Biogen’s ($BIIB) Alzheimer’s candidate aducanumab and Kite’s ($KITE) much-hyped experimental CAR-T blood cancer drug KTE-C19 are some of the first drugs to gain a speedy review under a new system from the European Medicines Agency.
The EMA’s PRIME system (aka the Priority Medicines initiative)--which follows a similar philosophy of the FDA’s "breakthrough” tag--speeds up the review of new meds in disease areas with unmet medical need and allows companies more regulatory help along the way.
First up, Kite Pharma’s chimeric antigen receptor candidate KTE-C19 will be assessed under PRIME in patients with refractory diffuse large B-cell lymphoma (DLBCL).
Kite's drug is an investigational immunotherapy in which a patient's T cells are genetically modified to express a CAR designed to target the antigen CD19, a protein expressed on the cell surface of B cell lymphomas and leukemias.
There have been some stellar results in certain small trials in some blood cancer patients, which has caused much excitement ahead of the upcoming ASCO conference this week. Kite is in a race with Novartis ($NVS) and Juno ($JUNO), among others, to be the first to market this new class of oncology drug.
“We are honored to be among the first sponsors selected by the CHMP and CAT to participate in an innovative program that fosters development of therapies for patients with serious diseases that have no or only unsatisfactory therapeutic options,” said Arie Belldegrun, chairman, president, and CEO of Kite.
“The potential for KTE-C19 to address the substantial unmet medical need of patients with chemorefractory DLBCL is now recognized by designations from the U.S. and EU regulatory agencies. We look forward to working closely with the CHMP and CAT as we advance our multi-center ZUMA studies and move toward the KTE-C19 marketing authorization application process.”
The FDA has already granted its breakthrough therapy designation to KTE-C19 for patients with DLBCL, primary mediastinal B-cell lymphoma (PMBCL) and transformed follicular lymphoma (TFL) last year.
And it’s not the only biotech to gain this new accelerated review, as Biogen has also announced its experimental Alzheimer’s drug aducanumab will also be looked at under the PRIME program.
“Alzheimer’s disease is a debilitating condition affecting a growing number of patients and their loved ones, and there is an urgent need for new effective treatment for this disease,” said Alfred Sandrock, EVP and chief medical officer at Biogen.
“Aducanumab’s acceptance into the PRIME program is a significant benefit to its development and to the European Alzheimer’s disease community. We look forward to collaborating with the EMA on development plans and potential accelerated assessment of aducanumab with the hope of bringing effective treatment to patients as soon as possible.”
Aducanumab is currently being tested in two global Phase III studies, ENGAGE and EMERGE, which are designed to evaluate its safety and efficacy in slowing cognitive impairment and the progression of disability in people with early Alzheimer’s disease.
The drug is a human recombinant mAb derived from a de-identified library of B cells collected from healthy elderly subjects with no signs of cognitive impairment, or cognitively impaired elderly subjects with unusually slow cognitive decline. Biogen licensed aducanumab from Swiss biotech Neurimmune.
Aducanumab is believed to target forms of beta amyloid including soluble oligomers and insoluble fibrils deposited into the amyloid plaque in the brains of AD patients. Based on preclinical and interim Phase Ib data, treatment with aducanumab has been shown to reduce amyloid plaque levels, according to Biogen.
But the drug is a risk--not least because almost every new AD candidate in the past decade has failed in late-stage studies--with many in Big Pharma stepping back from the area or re-assessing their R&D programs for AD.
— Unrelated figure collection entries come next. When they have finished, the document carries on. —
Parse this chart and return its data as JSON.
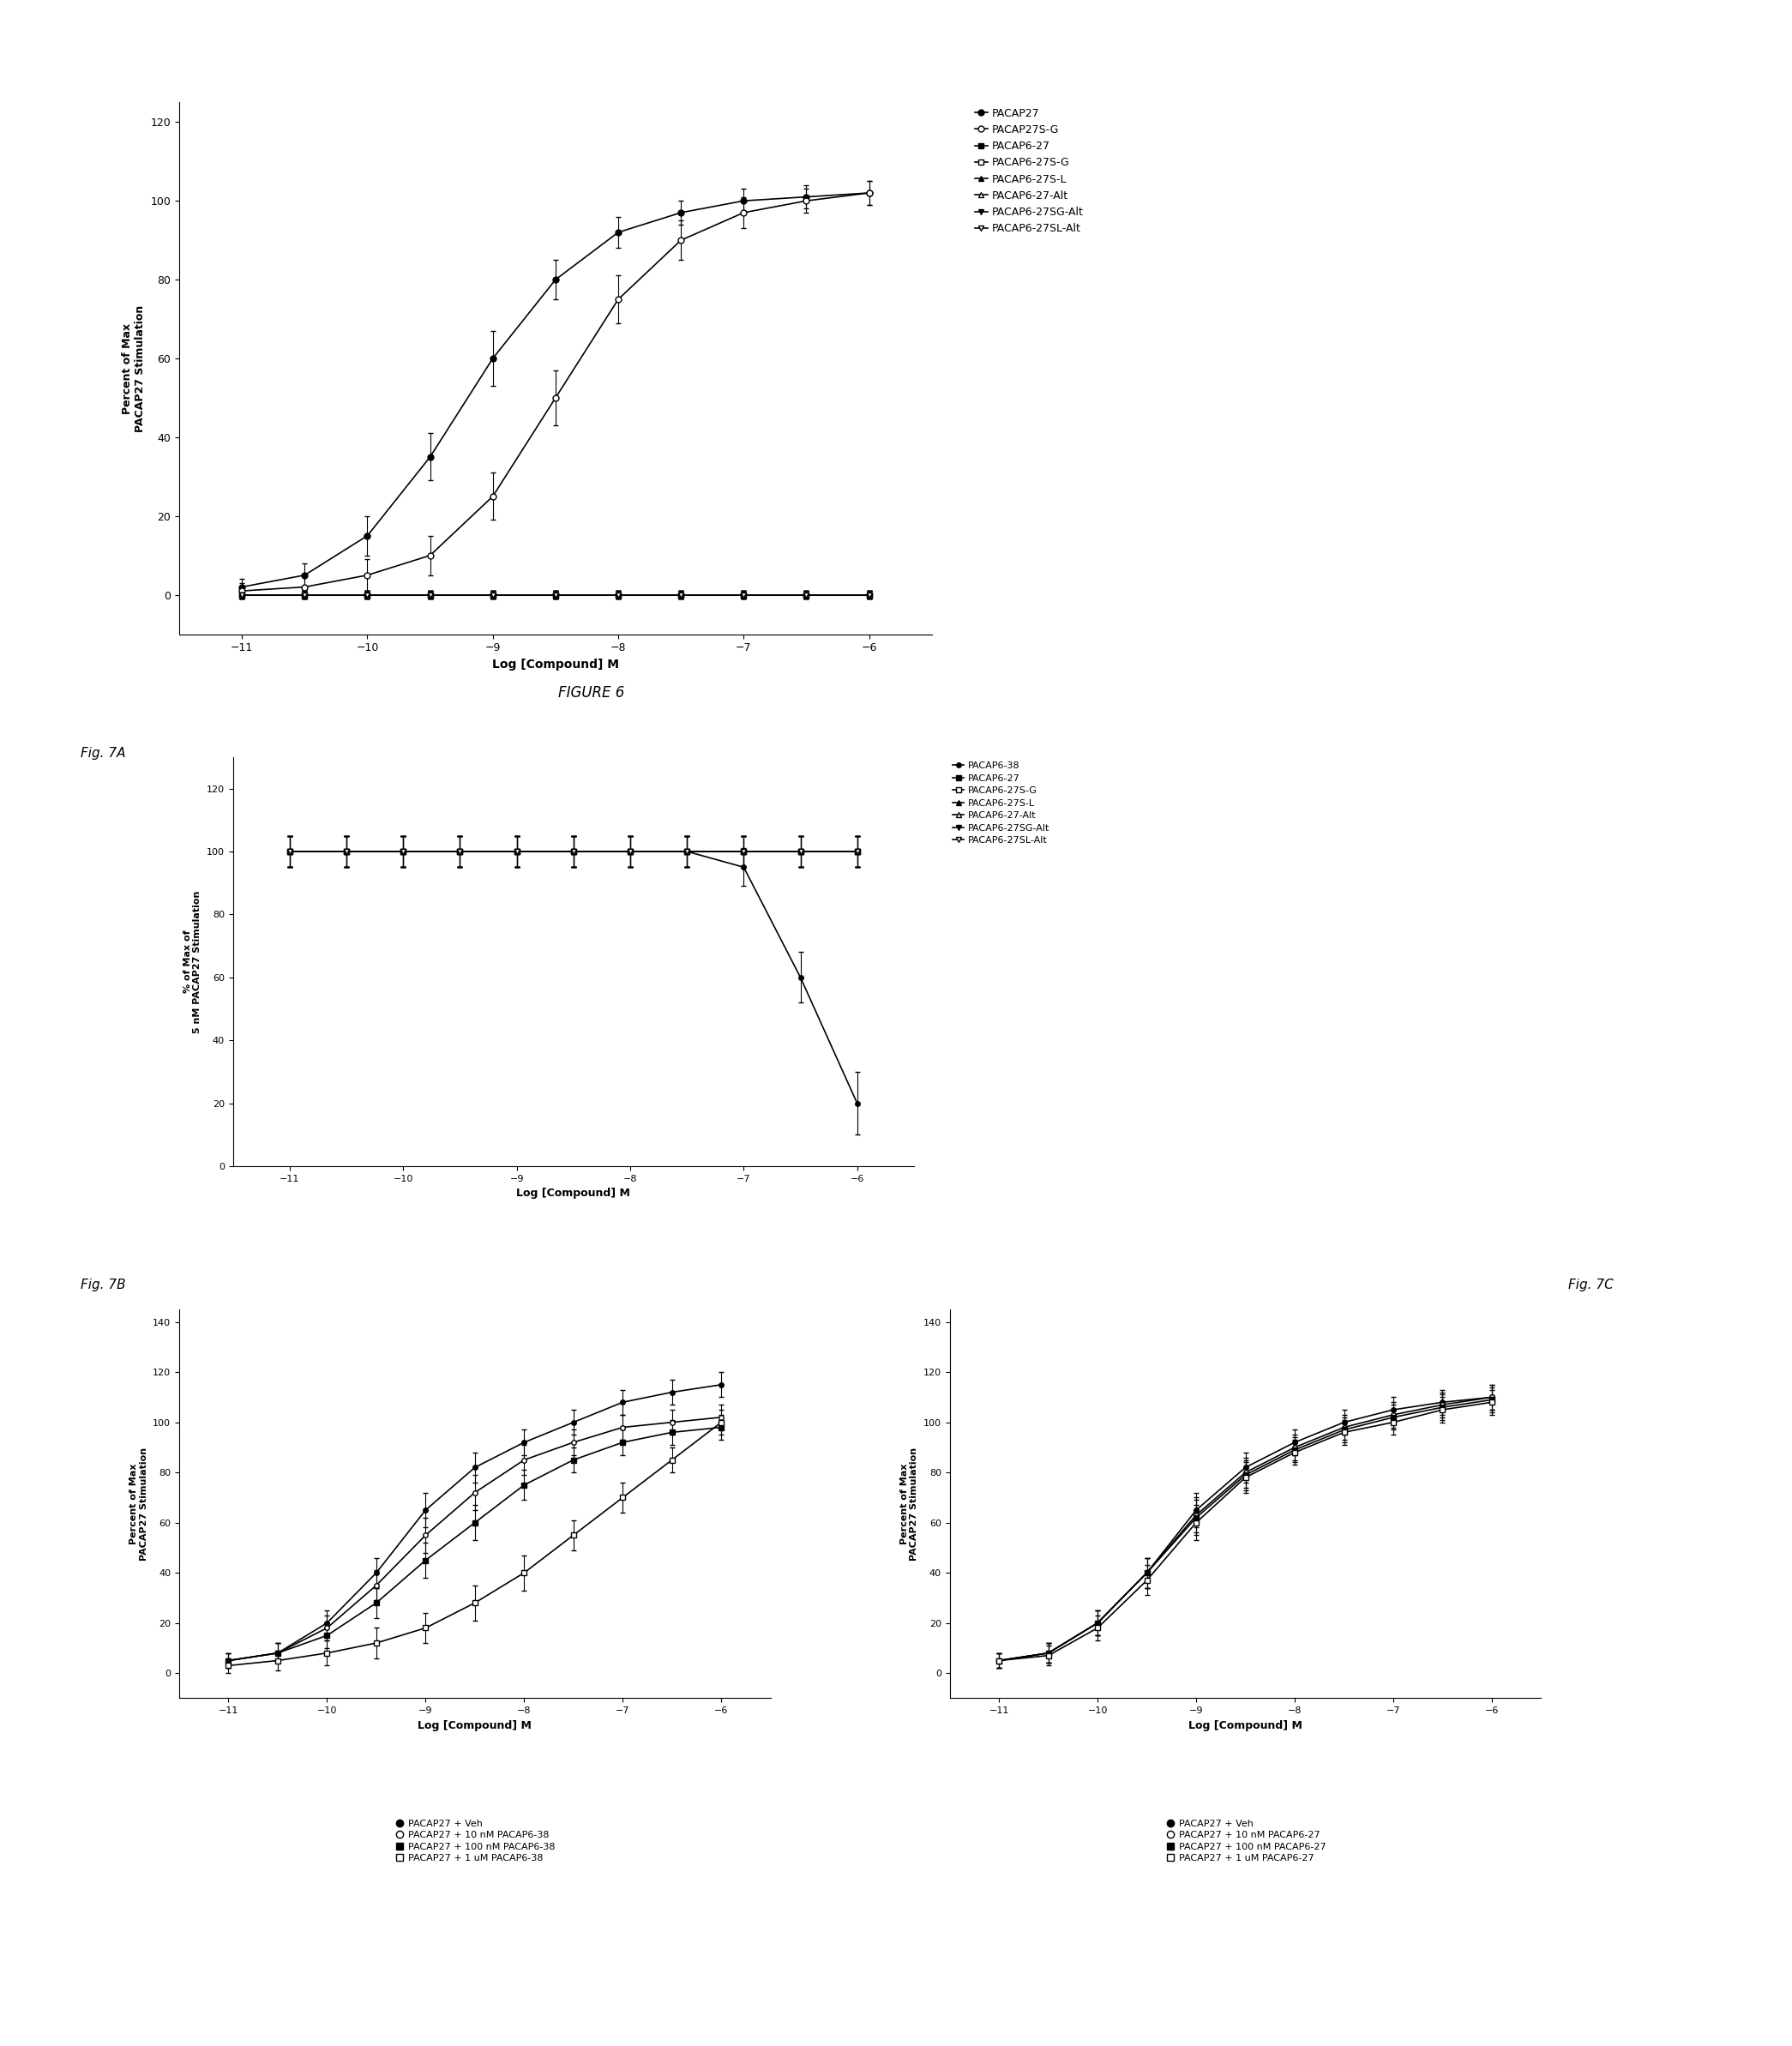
{
  "fig6": {
    "title": "FIGURE 6",
    "xlabel": "Log [Compound] M",
    "ylabel": "Percent of Max\nPACAP27 Stimulation",
    "xlim": [
      -11.5,
      -5.5
    ],
    "ylim": [
      -10,
      125
    ],
    "xticks": [
      -11,
      -10,
      -9,
      -8,
      -7,
      -6
    ],
    "yticks": [
      0,
      20,
      40,
      60,
      80,
      100,
      120
    ],
    "series": [
      {
        "label": "PACAP27",
        "marker": "o",
        "fillstyle": "full",
        "x": [
          -11,
          -10.5,
          -10,
          -9.5,
          -9,
          -8.5,
          -8,
          -7.5,
          -7,
          -6.5,
          -6
        ],
        "y": [
          2,
          5,
          15,
          35,
          60,
          80,
          92,
          97,
          100,
          101,
          102
        ],
        "yerr": [
          2,
          3,
          5,
          6,
          7,
          5,
          4,
          3,
          3,
          3,
          3
        ]
      },
      {
        "label": "PACAP27S-G",
        "marker": "o",
        "fillstyle": "none",
        "x": [
          -11,
          -10.5,
          -10,
          -9.5,
          -9,
          -8.5,
          -8,
          -7.5,
          -7,
          -6.5,
          -6
        ],
        "y": [
          1,
          2,
          5,
          10,
          25,
          50,
          75,
          90,
          97,
          100,
          102
        ],
        "yerr": [
          2,
          3,
          4,
          5,
          6,
          7,
          6,
          5,
          4,
          3,
          3
        ]
      },
      {
        "label": "PACAP6-27",
        "marker": "s",
        "fillstyle": "full",
        "x": [
          -11,
          -10.5,
          -10,
          -9.5,
          -9,
          -8.5,
          -8,
          -7.5,
          -7,
          -6.5,
          -6
        ],
        "y": [
          0,
          0,
          0,
          0,
          0,
          0,
          0,
          0,
          0,
          0,
          0
        ],
        "yerr": [
          1,
          1,
          1,
          1,
          1,
          1,
          1,
          1,
          1,
          1,
          1
        ]
      },
      {
        "label": "PACAP6-27S-G",
        "marker": "s",
        "fillstyle": "none",
        "x": [
          -11,
          -10.5,
          -10,
          -9.5,
          -9,
          -8.5,
          -8,
          -7.5,
          -7,
          -6.5,
          -6
        ],
        "y": [
          0,
          0,
          0,
          0,
          0,
          0,
          0,
          0,
          0,
          0,
          0
        ],
        "yerr": [
          1,
          1,
          1,
          1,
          1,
          1,
          1,
          1,
          1,
          1,
          1
        ]
      },
      {
        "label": "PACAP6-27S-L",
        "marker": "^",
        "fillstyle": "full",
        "x": [
          -11,
          -10.5,
          -10,
          -9.5,
          -9,
          -8.5,
          -8,
          -7.5,
          -7,
          -6.5,
          -6
        ],
        "y": [
          0,
          0,
          0,
          0,
          0,
          0,
          0,
          0,
          0,
          0,
          0
        ],
        "yerr": [
          1,
          1,
          1,
          1,
          1,
          1,
          1,
          1,
          1,
          1,
          1
        ]
      },
      {
        "label": "PACAP6-27-Alt",
        "marker": "^",
        "fillstyle": "none",
        "x": [
          -11,
          -10.5,
          -10,
          -9.5,
          -9,
          -8.5,
          -8,
          -7.5,
          -7,
          -6.5,
          -6
        ],
        "y": [
          0,
          0,
          0,
          0,
          0,
          0,
          0,
          0,
          0,
          0,
          0
        ],
        "yerr": [
          1,
          1,
          1,
          1,
          1,
          1,
          1,
          1,
          1,
          1,
          1
        ]
      },
      {
        "label": "PACAP6-27SG-Alt",
        "marker": "v",
        "fillstyle": "full",
        "x": [
          -11,
          -10.5,
          -10,
          -9.5,
          -9,
          -8.5,
          -8,
          -7.5,
          -7,
          -6.5,
          -6
        ],
        "y": [
          0,
          0,
          0,
          0,
          0,
          0,
          0,
          0,
          0,
          0,
          0
        ],
        "yerr": [
          1,
          1,
          1,
          1,
          1,
          1,
          1,
          1,
          1,
          1,
          1
        ]
      },
      {
        "label": "PACAP6-27SL-Alt",
        "marker": "v",
        "fillstyle": "none",
        "x": [
          -11,
          -10.5,
          -10,
          -9.5,
          -9,
          -8.5,
          -8,
          -7.5,
          -7,
          -6.5,
          -6
        ],
        "y": [
          0,
          0,
          0,
          0,
          0,
          0,
          0,
          0,
          0,
          0,
          0
        ],
        "yerr": [
          1,
          1,
          1,
          1,
          1,
          1,
          1,
          1,
          1,
          1,
          1
        ]
      }
    ]
  },
  "fig7a": {
    "xlabel": "Log [Compound] M",
    "ylabel": "% of Max of\n5 nM PACAP27 Stimulation",
    "xlim": [
      -11.5,
      -5.5
    ],
    "ylim": [
      0,
      130
    ],
    "xticks": [
      -11,
      -10,
      -9,
      -8,
      -7,
      -6
    ],
    "yticks": [
      0,
      20,
      40,
      60,
      80,
      100,
      120
    ],
    "series": [
      {
        "label": "PACAP6-38",
        "marker": "o",
        "fillstyle": "full",
        "x": [
          -11,
          -10.5,
          -10,
          -9.5,
          -9,
          -8.5,
          -8,
          -7.5,
          -7,
          -6.5,
          -6
        ],
        "y": [
          100,
          100,
          100,
          100,
          100,
          100,
          100,
          100,
          95,
          60,
          20
        ],
        "yerr": [
          5,
          5,
          5,
          5,
          5,
          5,
          5,
          5,
          6,
          8,
          10
        ]
      },
      {
        "label": "PACAP6-27",
        "marker": "s",
        "fillstyle": "full",
        "x": [
          -11,
          -10.5,
          -10,
          -9.5,
          -9,
          -8.5,
          -8,
          -7.5,
          -7,
          -6.5,
          -6
        ],
        "y": [
          100,
          100,
          100,
          100,
          100,
          100,
          100,
          100,
          100,
          100,
          100
        ],
        "yerr": [
          5,
          5,
          5,
          5,
          5,
          5,
          5,
          5,
          5,
          5,
          5
        ]
      },
      {
        "label": "PACAP6-27S-G",
        "marker": "s",
        "fillstyle": "none",
        "x": [
          -11,
          -10.5,
          -10,
          -9.5,
          -9,
          -8.5,
          -8,
          -7.5,
          -7,
          -6.5,
          -6
        ],
        "y": [
          100,
          100,
          100,
          100,
          100,
          100,
          100,
          100,
          100,
          100,
          100
        ],
        "yerr": [
          5,
          5,
          5,
          5,
          5,
          5,
          5,
          5,
          5,
          5,
          5
        ]
      },
      {
        "label": "PACAP6-27S-L",
        "marker": "^",
        "fillstyle": "full",
        "x": [
          -11,
          -10.5,
          -10,
          -9.5,
          -9,
          -8.5,
          -8,
          -7.5,
          -7,
          -6.5,
          -6
        ],
        "y": [
          100,
          100,
          100,
          100,
          100,
          100,
          100,
          100,
          100,
          100,
          100
        ],
        "yerr": [
          5,
          5,
          5,
          5,
          5,
          5,
          5,
          5,
          5,
          5,
          5
        ]
      },
      {
        "label": "PACAP6-27-Alt",
        "marker": "^",
        "fillstyle": "none",
        "x": [
          -11,
          -10.5,
          -10,
          -9.5,
          -9,
          -8.5,
          -8,
          -7.5,
          -7,
          -6.5,
          -6
        ],
        "y": [
          100,
          100,
          100,
          100,
          100,
          100,
          100,
          100,
          100,
          100,
          100
        ],
        "yerr": [
          5,
          5,
          5,
          5,
          5,
          5,
          5,
          5,
          5,
          5,
          5
        ]
      },
      {
        "label": "PACAP6-27SG-Alt",
        "marker": "v",
        "fillstyle": "full",
        "x": [
          -11,
          -10.5,
          -10,
          -9.5,
          -9,
          -8.5,
          -8,
          -7.5,
          -7,
          -6.5,
          -6
        ],
        "y": [
          100,
          100,
          100,
          100,
          100,
          100,
          100,
          100,
          100,
          100,
          100
        ],
        "yerr": [
          5,
          5,
          5,
          5,
          5,
          5,
          5,
          5,
          5,
          5,
          5
        ]
      },
      {
        "label": "PACAP6-27SL-Alt",
        "marker": "v",
        "fillstyle": "none",
        "x": [
          -11,
          -10.5,
          -10,
          -9.5,
          -9,
          -8.5,
          -8,
          -7.5,
          -7,
          -6.5,
          -6
        ],
        "y": [
          100,
          100,
          100,
          100,
          100,
          100,
          100,
          100,
          100,
          100,
          100
        ],
        "yerr": [
          5,
          5,
          5,
          5,
          5,
          5,
          5,
          5,
          5,
          5,
          5
        ]
      }
    ]
  },
  "fig7b": {
    "xlabel": "Log [Compound] M",
    "ylabel": "Percent of Max\nPACAP27 Stimulation",
    "xlim": [
      -11.5,
      -5.5
    ],
    "ylim": [
      -10,
      145
    ],
    "xticks": [
      -11,
      -10,
      -9,
      -8,
      -7,
      -6
    ],
    "yticks": [
      0,
      20,
      40,
      60,
      80,
      100,
      120,
      140
    ],
    "legend": [
      "PACAP27 + Veh",
      "PACAP27 + 10 nM PACAP6-38",
      "PACAP27 + 100 nM PACAP6-38",
      "PACAP27 + 1 uM PACAP6-38"
    ],
    "series": [
      {
        "label": "PACAP27 + Veh",
        "marker": "o",
        "fillstyle": "full",
        "x": [
          -11,
          -10.5,
          -10,
          -9.5,
          -9,
          -8.5,
          -8,
          -7.5,
          -7,
          -6.5,
          -6
        ],
        "y": [
          5,
          8,
          20,
          40,
          65,
          82,
          92,
          100,
          108,
          112,
          115
        ],
        "yerr": [
          3,
          4,
          5,
          6,
          7,
          6,
          5,
          5,
          5,
          5,
          5
        ]
      },
      {
        "label": "PACAP27 + 10 nM PACAP6-38",
        "marker": "o",
        "fillstyle": "none",
        "x": [
          -11,
          -10.5,
          -10,
          -9.5,
          -9,
          -8.5,
          -8,
          -7.5,
          -7,
          -6.5,
          -6
        ],
        "y": [
          5,
          8,
          18,
          35,
          55,
          72,
          85,
          92,
          98,
          100,
          102
        ],
        "yerr": [
          3,
          4,
          5,
          6,
          7,
          7,
          6,
          5,
          5,
          5,
          5
        ]
      },
      {
        "label": "PACAP27 + 100 nM PACAP6-38",
        "marker": "s",
        "fillstyle": "full",
        "x": [
          -11,
          -10.5,
          -10,
          -9.5,
          -9,
          -8.5,
          -8,
          -7.5,
          -7,
          -6.5,
          -6
        ],
        "y": [
          5,
          8,
          15,
          28,
          45,
          60,
          75,
          85,
          92,
          96,
          98
        ],
        "yerr": [
          3,
          4,
          5,
          6,
          7,
          7,
          6,
          5,
          5,
          5,
          5
        ]
      },
      {
        "label": "PACAP27 + 1 uM PACAP6-38",
        "marker": "s",
        "fillstyle": "none",
        "x": [
          -11,
          -10.5,
          -10,
          -9.5,
          -9,
          -8.5,
          -8,
          -7.5,
          -7,
          -6.5,
          -6
        ],
        "y": [
          3,
          5,
          8,
          12,
          18,
          28,
          40,
          55,
          70,
          85,
          100
        ],
        "yerr": [
          3,
          4,
          5,
          6,
          6,
          7,
          7,
          6,
          6,
          5,
          5
        ]
      }
    ]
  },
  "fig7c": {
    "xlabel": "Log [Compound] M",
    "ylabel": "Percent of Max\nPACAP27 Stimulation",
    "xlim": [
      -11.5,
      -5.5
    ],
    "ylim": [
      -10,
      145
    ],
    "xticks": [
      -11,
      -10,
      -9,
      -8,
      -7,
      -6
    ],
    "yticks": [
      0,
      20,
      40,
      60,
      80,
      100,
      120,
      140
    ],
    "legend": [
      "PACAP27 + Veh",
      "PACAP27 + 10 nM PACAP6-27",
      "PACAP27 + 100 nM PACAP6-27",
      "PACAP27 + 1 uM PACAP6-27"
    ],
    "series": [
      {
        "label": "PACAP27 + Veh",
        "marker": "o",
        "fillstyle": "full",
        "x": [
          -11,
          -10.5,
          -10,
          -9.5,
          -9,
          -8.5,
          -8,
          -7.5,
          -7,
          -6.5,
          -6
        ],
        "y": [
          5,
          8,
          20,
          40,
          65,
          82,
          92,
          100,
          105,
          108,
          110
        ],
        "yerr": [
          3,
          4,
          5,
          6,
          7,
          6,
          5,
          5,
          5,
          5,
          5
        ]
      },
      {
        "label": "PACAP27 + 10 nM PACAP6-27",
        "marker": "o",
        "fillstyle": "none",
        "x": [
          -11,
          -10.5,
          -10,
          -9.5,
          -9,
          -8.5,
          -8,
          -7.5,
          -7,
          -6.5,
          -6
        ],
        "y": [
          5,
          8,
          20,
          40,
          63,
          80,
          90,
          98,
          103,
          107,
          110
        ],
        "yerr": [
          3,
          4,
          5,
          6,
          7,
          6,
          5,
          5,
          5,
          5,
          5
        ]
      },
      {
        "label": "PACAP27 + 100 nM PACAP6-27",
        "marker": "s",
        "fillstyle": "full",
        "x": [
          -11,
          -10.5,
          -10,
          -9.5,
          -9,
          -8.5,
          -8,
          -7.5,
          -7,
          -6.5,
          -6
        ],
        "y": [
          5,
          8,
          20,
          40,
          62,
          79,
          89,
          97,
          102,
          106,
          109
        ],
        "yerr": [
          3,
          4,
          5,
          6,
          7,
          6,
          5,
          5,
          5,
          5,
          5
        ]
      },
      {
        "label": "PACAP27 + 1 uM PACAP6-27",
        "marker": "s",
        "fillstyle": "none",
        "x": [
          -11,
          -10.5,
          -10,
          -9.5,
          -9,
          -8.5,
          -8,
          -7.5,
          -7,
          -6.5,
          -6
        ],
        "y": [
          5,
          7,
          18,
          37,
          60,
          78,
          88,
          96,
          100,
          105,
          108
        ],
        "yerr": [
          3,
          4,
          5,
          6,
          7,
          6,
          5,
          5,
          5,
          5,
          5
        ]
      }
    ]
  }
}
And Biogen has already hit roadblocks in testing, and just last year its 6-mg dose of aducanumab failed to deliver what the Big Biotech and anxious analysts were hoping to see, falling short of clinical significance on two key measures of efficacy that would have pointed toward a clear path ahead in a pivotal study.
And the safety data on the drug also worsened, with a heightened indication of toxicity that could spell trouble for the drug's future. It did, however, release positive data for a Phase I trial in March of last year, but longer term testing up until the end of the decade will need to be done to prove long-term efficacy and remove concerns over safety.
The specific criteria for the Priority Medicines initiative, which began in earnest earlier this year, require early clinical evidence showing that a new drug offers a “therapeutic advantage” over existing treatments--or benefits patients without treatment options.
On a practical level, this designation also provides appointment of a rapporteur, early dialogue and scientific advice at key development milestones, and the potential to qualify products for accelerated review earlier in the application process.
This does not, however, guarantee success or that these drugs will be pushed through the EMA immediately--but it may shave a few months off the regulator’s normal review time once a drug has been sent for assessment, and potentially help a company better align its trials and data with what the EMA will want to see to give an approval.